Quand sort enfin l'album tant attendu, There's a riot going on, en 1971, au lieu de l'album "le plus optimiste de tous" annoncé, on découvre une œuvre crépusculaire, sombre. "C'est la confession d'un homme qui, ne s'exprimant pas seulement en son nom, a été piégé par des limites dont il n'aurait autrefois pas même admis l'existence, sauf pour ce qui est du respect : piégé par la drogue ; par la faiblesse d'un monde fondé sur le style ; par la répression qui conduit les hommes et les femmes noirs à la fuite, à l'exil, à la morgue ; par la superficialité des récompenses qu'une société blanche lui a offertes. Testament de l'oppression, la musique est, à la première écoute, elle-même oppressante" (Greil Marcus, ibid.). Marcus fait de Sly Stone un martyr lucide : "le paradoxe qui donne à Riot sa tension c'est que Sly sait que Staggerlee détient la clef de la vitalité aussi bien que celle du désastre".

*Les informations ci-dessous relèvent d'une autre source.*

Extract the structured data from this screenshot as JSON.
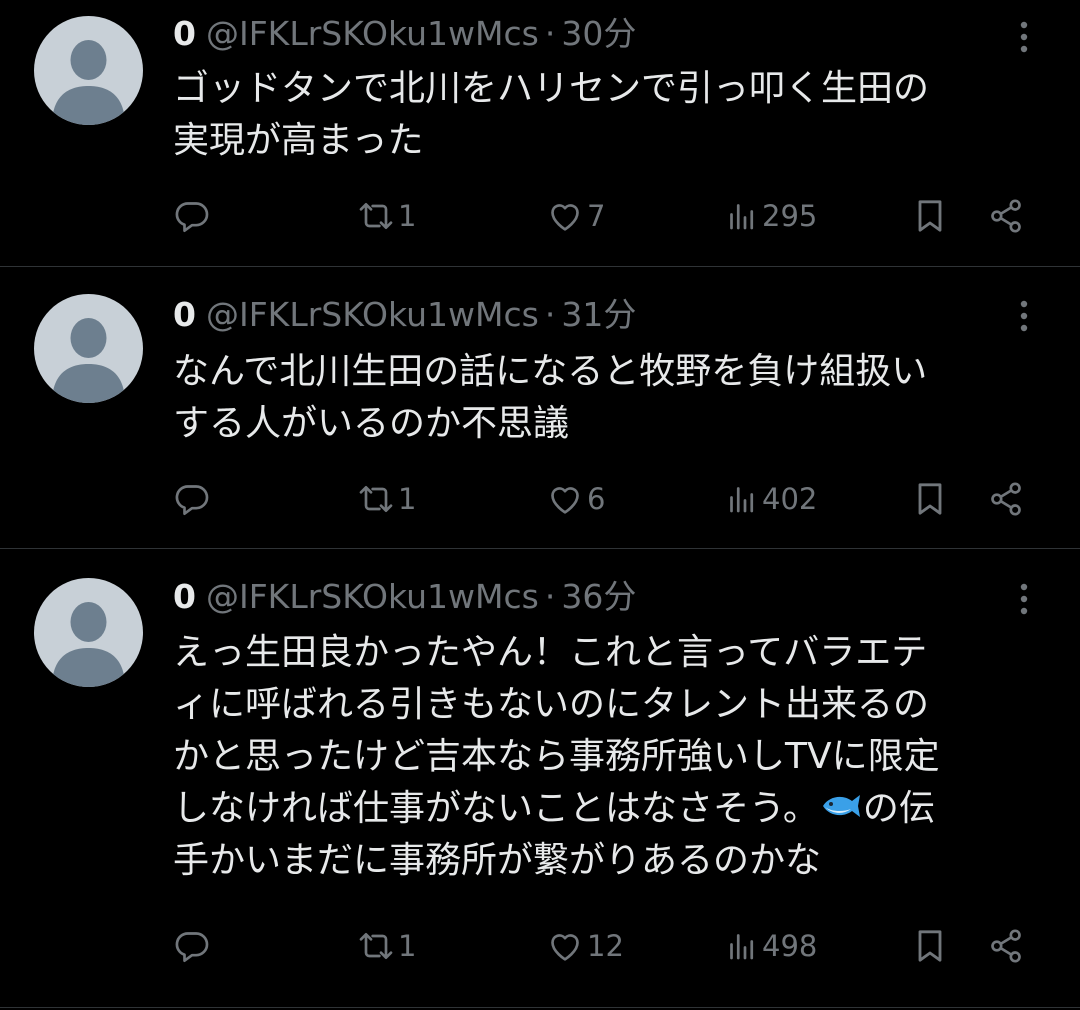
{
  "colors": {
    "background": "#000000",
    "text": "#e7e9ea",
    "muted": "#71767b",
    "divider": "#2f3336",
    "avatar_bg": "#c8d0d7",
    "avatar_fg": "#6d7f8f"
  },
  "icons": {
    "reply": "reply-icon",
    "retweet": "retweet-icon",
    "like": "like-icon",
    "views": "views-icon",
    "bookmark": "bookmark-icon",
    "share": "share-icon",
    "more": "more-icon",
    "inline_emoji": "fish-emoji"
  },
  "posts": [
    {
      "display_name": "0",
      "handle": "@IFKLrSKOku1wMcs",
      "separator": "·",
      "time": "30分",
      "text_lines": [
        "ゴッドタンで北川をハリセンで引っ叩く生田の",
        "実現が高まった"
      ],
      "retweets": "1",
      "likes": "7",
      "views": "295"
    },
    {
      "display_name": "0",
      "handle": "@IFKLrSKOku1wMcs",
      "separator": "·",
      "time": "31分",
      "text_lines": [
        "なんで北川生田の話になると牧野を負け組扱い",
        "する人がいるのか不思議"
      ],
      "retweets": "1",
      "likes": "6",
      "views": "402"
    },
    {
      "display_name": "0",
      "handle": "@IFKLrSKOku1wMcs",
      "separator": "·",
      "time": "36分",
      "text_lines": [
        "えっ生田良かったやん！これと言ってバラエテ",
        "ィに呼ばれる引きもないのにタレント出来るの",
        "かと思ったけど吉本なら事務所強いしTVに限定",
        "しなければ仕事がないことはなさそう。",
        "手かいまだに事務所が繋がりあるのかな"
      ],
      "text_line4_after_emoji": "の伝",
      "retweets": "1",
      "likes": "12",
      "views": "498"
    }
  ]
}
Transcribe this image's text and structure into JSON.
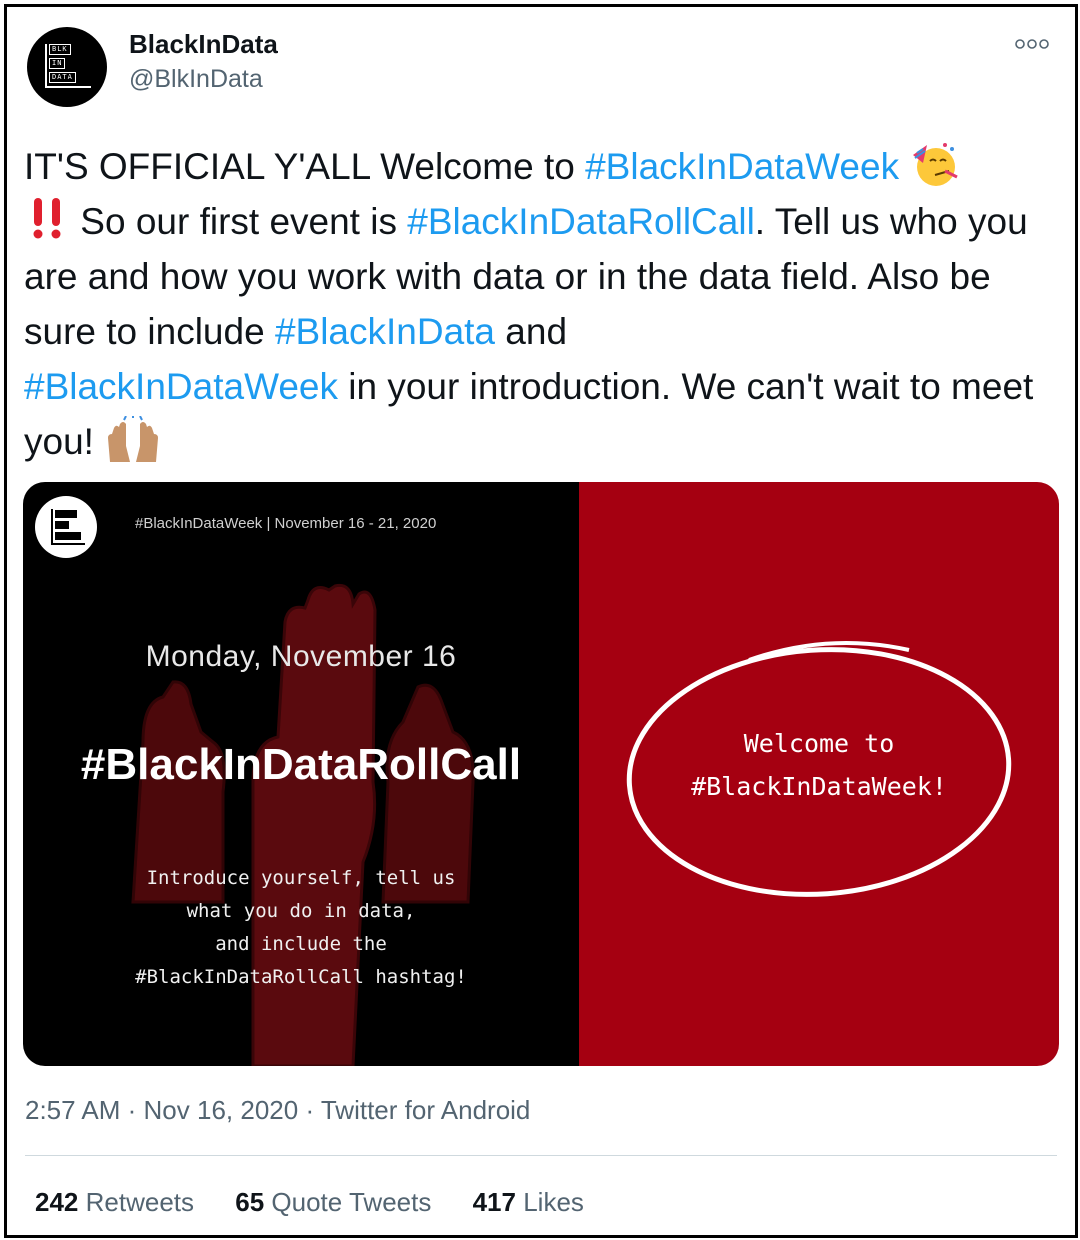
{
  "author": {
    "name": "BlackInData",
    "handle": "@BlkInData",
    "avatar_text": [
      "BLK",
      "IN",
      "DATA"
    ]
  },
  "tweet": {
    "part1": "IT'S OFFICIAL Y'ALL Welcome to ",
    "tag1": "#BlackInDataWeek",
    "emoji1": "party-face-emoji",
    "emoji2": "double-exclamation-emoji",
    "part2": " So our first event is ",
    "tag2": "#BlackInDataRollCall",
    "part3": ". Tell us who you are and how you work with data or in the data field. Also be sure to include ",
    "tag3": "#BlackInData",
    "part4": " and ",
    "tag4": "#BlackInDataWeek",
    "part5": " in your introduction. We can't wait to meet you! ",
    "emoji3": "raising-hands-emoji"
  },
  "image": {
    "date_line": "#BlackInDataWeek | November 16 - 21, 2020",
    "day": "Monday, November 16",
    "hashtag": "#BlackInDataRollCall",
    "intro_lines": [
      "Introduce yourself, tell us",
      "what you do in data,",
      "and include the",
      "#BlackInDataRollCall hashtag!"
    ],
    "welcome_lines": [
      "Welcome to",
      "#BlackInDataWeek!"
    ],
    "colors": {
      "left_bg": "#000000",
      "right_bg": "#a50011",
      "hand_red": "#5a0a0e"
    }
  },
  "meta": {
    "time": "2:57 AM",
    "date": "Nov 16, 2020",
    "source": "Twitter for Android"
  },
  "stats": {
    "retweets_count": "242",
    "retweets_label": "Retweets",
    "quotes_count": "65",
    "quotes_label": "Quote Tweets",
    "likes_count": "417",
    "likes_label": "Likes"
  },
  "icons": {
    "more": "more-horizontal-icon"
  },
  "colors": {
    "link": "#1d9bf0",
    "text": "#0f1419",
    "secondary": "#536471"
  }
}
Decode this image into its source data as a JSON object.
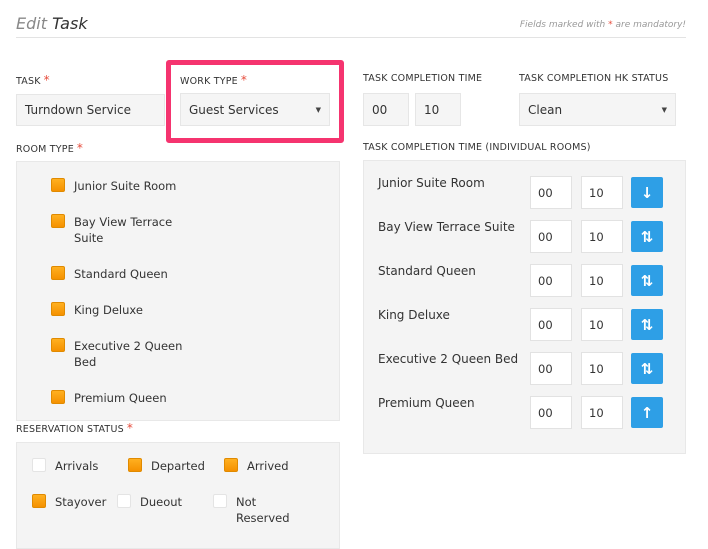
{
  "header": {
    "title_prefix": "Edit",
    "title_main": "Task",
    "mandatory_prefix": "Fields marked with",
    "mandatory_star": "*",
    "mandatory_suffix": "are mandatory!"
  },
  "task": {
    "label": "TASK",
    "value": "Turndown Service"
  },
  "work_type": {
    "label": "WORK TYPE",
    "value": "Guest Services"
  },
  "completion_time": {
    "label": "TASK COMPLETION TIME",
    "hours": "00",
    "minutes": "10"
  },
  "hk_status": {
    "label": "TASK COMPLETION HK STATUS",
    "value": "Clean"
  },
  "room_type": {
    "label": "ROOM TYPE",
    "items": [
      {
        "label": "Junior Suite Room"
      },
      {
        "label": "Bay View Terrace Suite"
      },
      {
        "label": "Standard Queen"
      },
      {
        "label": "King Deluxe"
      },
      {
        "label": "Executive 2 Queen Bed"
      },
      {
        "label": "Premium Queen"
      }
    ]
  },
  "individual": {
    "label": "TASK COMPLETION TIME (INDIVIDUAL ROOMS)",
    "rows": [
      {
        "name": "Junior Suite Room",
        "hours": "00",
        "minutes": "10",
        "icon": "sort-down-icon"
      },
      {
        "name": "Bay View Terrace Suite",
        "hours": "00",
        "minutes": "10",
        "icon": "sort-up-down-icon"
      },
      {
        "name": "Standard Queen",
        "hours": "00",
        "minutes": "10",
        "icon": "sort-up-down-icon"
      },
      {
        "name": "King Deluxe",
        "hours": "00",
        "minutes": "10",
        "icon": "sort-up-down-icon"
      },
      {
        "name": "Executive 2 Queen Bed",
        "hours": "00",
        "minutes": "10",
        "icon": "sort-up-down-icon"
      },
      {
        "name": "Premium Queen",
        "hours": "00",
        "minutes": "10",
        "icon": "sort-up-icon"
      }
    ]
  },
  "reservation_status": {
    "label": "RESERVATION STATUS",
    "items": [
      {
        "label": "Arrivals",
        "checked": false
      },
      {
        "label": "Departed",
        "checked": true
      },
      {
        "label": "Arrived",
        "checked": true
      },
      {
        "label": "Stayover",
        "checked": true
      },
      {
        "label": "Dueout",
        "checked": false
      },
      {
        "label": "Not Reserved",
        "checked": false
      }
    ]
  },
  "colors": {
    "required": "#e74c3c",
    "highlight": "#f5346f",
    "checkbox": "#f59100",
    "sort_button": "#2e9fe6"
  }
}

Maintenant, on peut aussi se demander si la théorie de Marcus n'est pas finalement trop bien ficelée, comme une solution de facilité. Ou tirée par les cheveux. Personnellement, si je vois bien où il veut en venir,  je ne suis pas certain d'y avoir pleinement adhéré. Certes, on peut bien y trouver quelque pertinence mais cela me semble à la fois forcé et réducteur. Certes, Sly, comme Staggerlee, est tombé dans le piège de l'illusion d'une liberté. N'est-ce pas céder à une forme de déterminisme de les rapprocher ? Parce que Sly est Noir ? En cela, cette interprétation est profondément américaine. Après tout, Sly est américain et le symbole qu'il incarna de même...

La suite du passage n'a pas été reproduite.